I had never heard of a Persimmon before moving to New Zealand, and I have to be honest, although they are a beautiful orange colour, it was a good few years before I tried one. Now I can’t wait for late Autumn when the shops are full of them. This juicy fruit looks a bit like an orange apple, although the flesh is far softer than an apple’s . Although the skin is thicker, it is edible and apart from the hard leafy bit on the top, there is no core to be discarded.
Originally a native of China, it has spread around the world over the last century and there are now about 200 varieties. Eaten fresh on it’s own or sliced into a salad, or even included in an energizing smoothie, you can’t go wrong. But recently I decided to substitute this in a peach pie that my step-Mom used to make and turns out, it also works really well as a stewed fruit. But you will want to peel it first though.
Baked in a cocoon of sweet short-crust pastry and smothered in freshly whipped cream, it’s easy to forget yourself and devour about half the pie. It’s one of those pies that is pleasantly sweet and light, and the perfect complement to end off a tummy-warming winter meal.
1 ready prepared sweet short-crust pastry pie shell
4 – 6 ripe persimmons, skinned and cut into slices/quarters
1 cup water
½ cup castor sugar
300 ml fresh full fat cream
- Preheat the oven to 180°C.
- Prepare the fruit and place it, together with the water and sugar, into a saucepan over medium heat.
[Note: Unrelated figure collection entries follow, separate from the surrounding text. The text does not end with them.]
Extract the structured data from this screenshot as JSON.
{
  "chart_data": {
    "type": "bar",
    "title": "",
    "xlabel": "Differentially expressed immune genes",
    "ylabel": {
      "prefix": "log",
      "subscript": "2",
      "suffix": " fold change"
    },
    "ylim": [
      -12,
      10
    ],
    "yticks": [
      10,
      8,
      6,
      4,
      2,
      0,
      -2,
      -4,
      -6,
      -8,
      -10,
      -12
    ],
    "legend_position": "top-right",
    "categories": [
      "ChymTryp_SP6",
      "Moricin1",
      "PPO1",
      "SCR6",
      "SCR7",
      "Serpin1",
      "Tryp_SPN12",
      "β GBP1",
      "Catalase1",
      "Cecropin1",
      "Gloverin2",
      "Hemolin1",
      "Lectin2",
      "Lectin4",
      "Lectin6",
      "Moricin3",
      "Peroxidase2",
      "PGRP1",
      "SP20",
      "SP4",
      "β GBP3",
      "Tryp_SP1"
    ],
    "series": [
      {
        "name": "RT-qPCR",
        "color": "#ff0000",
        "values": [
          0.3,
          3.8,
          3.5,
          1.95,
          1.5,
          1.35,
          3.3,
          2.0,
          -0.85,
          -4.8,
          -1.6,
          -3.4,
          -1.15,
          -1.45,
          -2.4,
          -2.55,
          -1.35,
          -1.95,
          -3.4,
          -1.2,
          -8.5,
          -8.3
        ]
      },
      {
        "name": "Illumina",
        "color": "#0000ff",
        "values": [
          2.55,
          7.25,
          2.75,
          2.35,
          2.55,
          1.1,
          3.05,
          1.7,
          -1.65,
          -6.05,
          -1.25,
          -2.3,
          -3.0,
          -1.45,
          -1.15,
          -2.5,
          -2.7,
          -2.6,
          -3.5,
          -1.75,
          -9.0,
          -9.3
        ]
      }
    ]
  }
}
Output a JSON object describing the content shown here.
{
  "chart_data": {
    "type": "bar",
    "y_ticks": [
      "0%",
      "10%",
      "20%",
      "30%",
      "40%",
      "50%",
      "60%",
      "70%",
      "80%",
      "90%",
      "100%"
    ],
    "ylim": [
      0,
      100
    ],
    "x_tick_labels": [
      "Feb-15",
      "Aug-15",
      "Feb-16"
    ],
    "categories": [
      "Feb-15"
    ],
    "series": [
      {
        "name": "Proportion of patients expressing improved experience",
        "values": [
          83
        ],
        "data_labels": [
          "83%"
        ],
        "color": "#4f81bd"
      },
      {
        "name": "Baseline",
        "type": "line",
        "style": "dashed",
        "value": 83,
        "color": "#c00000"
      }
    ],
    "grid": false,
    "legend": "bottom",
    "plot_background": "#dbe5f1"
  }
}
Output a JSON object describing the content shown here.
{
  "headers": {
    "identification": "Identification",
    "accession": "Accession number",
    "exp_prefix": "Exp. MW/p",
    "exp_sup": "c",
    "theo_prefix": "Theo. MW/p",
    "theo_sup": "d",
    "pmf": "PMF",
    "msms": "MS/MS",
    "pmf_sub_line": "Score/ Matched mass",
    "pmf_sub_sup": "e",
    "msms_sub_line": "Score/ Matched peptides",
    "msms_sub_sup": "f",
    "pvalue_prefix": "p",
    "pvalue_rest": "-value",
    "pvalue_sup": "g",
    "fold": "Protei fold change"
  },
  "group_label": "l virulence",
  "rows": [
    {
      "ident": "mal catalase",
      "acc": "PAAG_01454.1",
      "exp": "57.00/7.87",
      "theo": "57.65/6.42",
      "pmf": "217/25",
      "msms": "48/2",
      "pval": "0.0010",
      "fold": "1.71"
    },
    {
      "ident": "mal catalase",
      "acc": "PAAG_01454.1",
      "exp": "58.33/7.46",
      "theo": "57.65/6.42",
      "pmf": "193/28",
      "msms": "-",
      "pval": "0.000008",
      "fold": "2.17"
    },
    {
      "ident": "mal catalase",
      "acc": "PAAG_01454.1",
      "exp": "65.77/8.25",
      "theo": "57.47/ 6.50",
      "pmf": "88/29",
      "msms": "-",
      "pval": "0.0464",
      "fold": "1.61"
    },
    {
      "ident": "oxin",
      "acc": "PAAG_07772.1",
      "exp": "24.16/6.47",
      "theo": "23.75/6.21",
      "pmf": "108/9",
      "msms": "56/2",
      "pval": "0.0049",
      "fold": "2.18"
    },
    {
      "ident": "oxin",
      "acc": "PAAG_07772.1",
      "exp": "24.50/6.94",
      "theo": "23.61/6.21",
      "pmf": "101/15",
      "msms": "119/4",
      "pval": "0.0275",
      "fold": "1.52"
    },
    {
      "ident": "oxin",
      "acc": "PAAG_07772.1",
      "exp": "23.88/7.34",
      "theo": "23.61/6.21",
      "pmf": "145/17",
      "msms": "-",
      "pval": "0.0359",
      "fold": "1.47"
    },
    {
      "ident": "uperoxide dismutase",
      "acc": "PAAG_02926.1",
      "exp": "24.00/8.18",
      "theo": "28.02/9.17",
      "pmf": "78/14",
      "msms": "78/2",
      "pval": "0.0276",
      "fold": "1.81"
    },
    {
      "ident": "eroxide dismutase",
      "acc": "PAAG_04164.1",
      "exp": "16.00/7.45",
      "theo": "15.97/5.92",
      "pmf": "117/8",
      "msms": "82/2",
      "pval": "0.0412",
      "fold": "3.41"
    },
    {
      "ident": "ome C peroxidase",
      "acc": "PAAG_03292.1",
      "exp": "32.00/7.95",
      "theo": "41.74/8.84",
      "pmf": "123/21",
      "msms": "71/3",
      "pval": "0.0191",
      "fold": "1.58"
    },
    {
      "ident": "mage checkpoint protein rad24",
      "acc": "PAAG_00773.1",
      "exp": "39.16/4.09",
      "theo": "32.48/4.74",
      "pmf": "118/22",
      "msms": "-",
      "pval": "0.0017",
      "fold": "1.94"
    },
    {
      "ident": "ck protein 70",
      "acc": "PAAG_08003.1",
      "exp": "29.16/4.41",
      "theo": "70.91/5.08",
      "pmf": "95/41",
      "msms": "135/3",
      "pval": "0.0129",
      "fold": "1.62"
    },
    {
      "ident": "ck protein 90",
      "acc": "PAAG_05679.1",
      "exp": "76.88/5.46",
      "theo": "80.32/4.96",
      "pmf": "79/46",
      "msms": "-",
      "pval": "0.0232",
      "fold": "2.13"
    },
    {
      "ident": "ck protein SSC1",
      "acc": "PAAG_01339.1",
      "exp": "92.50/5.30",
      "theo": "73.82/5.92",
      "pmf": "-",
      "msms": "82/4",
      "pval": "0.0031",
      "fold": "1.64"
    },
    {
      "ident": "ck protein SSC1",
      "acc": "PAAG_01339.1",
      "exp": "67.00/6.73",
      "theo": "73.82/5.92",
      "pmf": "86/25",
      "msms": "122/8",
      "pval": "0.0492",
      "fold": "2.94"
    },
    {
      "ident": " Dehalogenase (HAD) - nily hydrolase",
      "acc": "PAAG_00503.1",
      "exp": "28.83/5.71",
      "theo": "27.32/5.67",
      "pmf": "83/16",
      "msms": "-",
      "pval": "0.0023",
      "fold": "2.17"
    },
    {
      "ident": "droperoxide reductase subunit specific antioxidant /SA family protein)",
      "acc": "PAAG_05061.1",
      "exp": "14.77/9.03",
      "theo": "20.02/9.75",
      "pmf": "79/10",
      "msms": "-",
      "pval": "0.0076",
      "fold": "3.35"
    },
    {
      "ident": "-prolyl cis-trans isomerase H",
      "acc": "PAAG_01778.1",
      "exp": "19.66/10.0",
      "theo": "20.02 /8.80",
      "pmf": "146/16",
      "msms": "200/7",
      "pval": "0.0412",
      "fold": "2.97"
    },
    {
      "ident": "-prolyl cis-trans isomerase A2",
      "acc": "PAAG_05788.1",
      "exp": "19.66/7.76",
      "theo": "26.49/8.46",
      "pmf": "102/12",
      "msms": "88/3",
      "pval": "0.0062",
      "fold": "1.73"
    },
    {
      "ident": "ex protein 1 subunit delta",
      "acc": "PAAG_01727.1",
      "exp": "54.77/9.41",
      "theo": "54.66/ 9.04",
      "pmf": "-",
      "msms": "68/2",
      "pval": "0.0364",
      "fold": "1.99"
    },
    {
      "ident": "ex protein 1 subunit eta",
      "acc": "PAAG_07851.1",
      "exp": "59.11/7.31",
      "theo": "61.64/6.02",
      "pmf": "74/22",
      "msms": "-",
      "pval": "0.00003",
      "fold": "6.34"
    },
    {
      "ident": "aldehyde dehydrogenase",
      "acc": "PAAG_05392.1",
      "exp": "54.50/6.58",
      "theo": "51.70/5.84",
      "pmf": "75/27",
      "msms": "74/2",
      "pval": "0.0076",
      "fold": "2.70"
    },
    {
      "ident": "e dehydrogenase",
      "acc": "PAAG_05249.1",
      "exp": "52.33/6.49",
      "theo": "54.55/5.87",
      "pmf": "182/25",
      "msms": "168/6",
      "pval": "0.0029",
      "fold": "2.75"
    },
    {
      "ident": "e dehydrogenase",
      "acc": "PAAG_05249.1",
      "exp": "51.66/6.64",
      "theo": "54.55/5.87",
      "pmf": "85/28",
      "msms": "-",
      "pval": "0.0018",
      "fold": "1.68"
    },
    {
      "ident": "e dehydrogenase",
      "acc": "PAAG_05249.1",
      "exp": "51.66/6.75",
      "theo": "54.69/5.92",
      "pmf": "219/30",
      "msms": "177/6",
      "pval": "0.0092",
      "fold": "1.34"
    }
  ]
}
Allow it to come to the boil. Reduce the heat and let it simmer for about half an hour. The fruit becomes soft and breaks up quite a bit.
- While the mixture is bubbling away, prepare your pie shell, either making the pastry from scratch (Well Done You!) or use that frozen pre-made pastry that you purchased. Roll it into a single layer and place it into the pie tin. Add some baking paper and baking beads, dry beans, rice or pasta. All this does is hold the pastry into shape as it tends to make air bubbles otherwise. Bake in the oven for about 10 minutes. Remove from the oven and remove the baking paper and beads/beans/rice/pasta. Return it to the oven for another 10 minutes or so. You don’t want to overcook it, just sufficiently baked to stop the fruit mixture seeping through the pastry, making it soggy.
- Remove from the oven and spread with the fruit filling. Return to the oven for a further ten minutes or until the sides of the pastry are a golden colour.
- Cool in the pie shell on a rack.
- Once the pie has cooled, whip the cream and spread it over the top of the pie.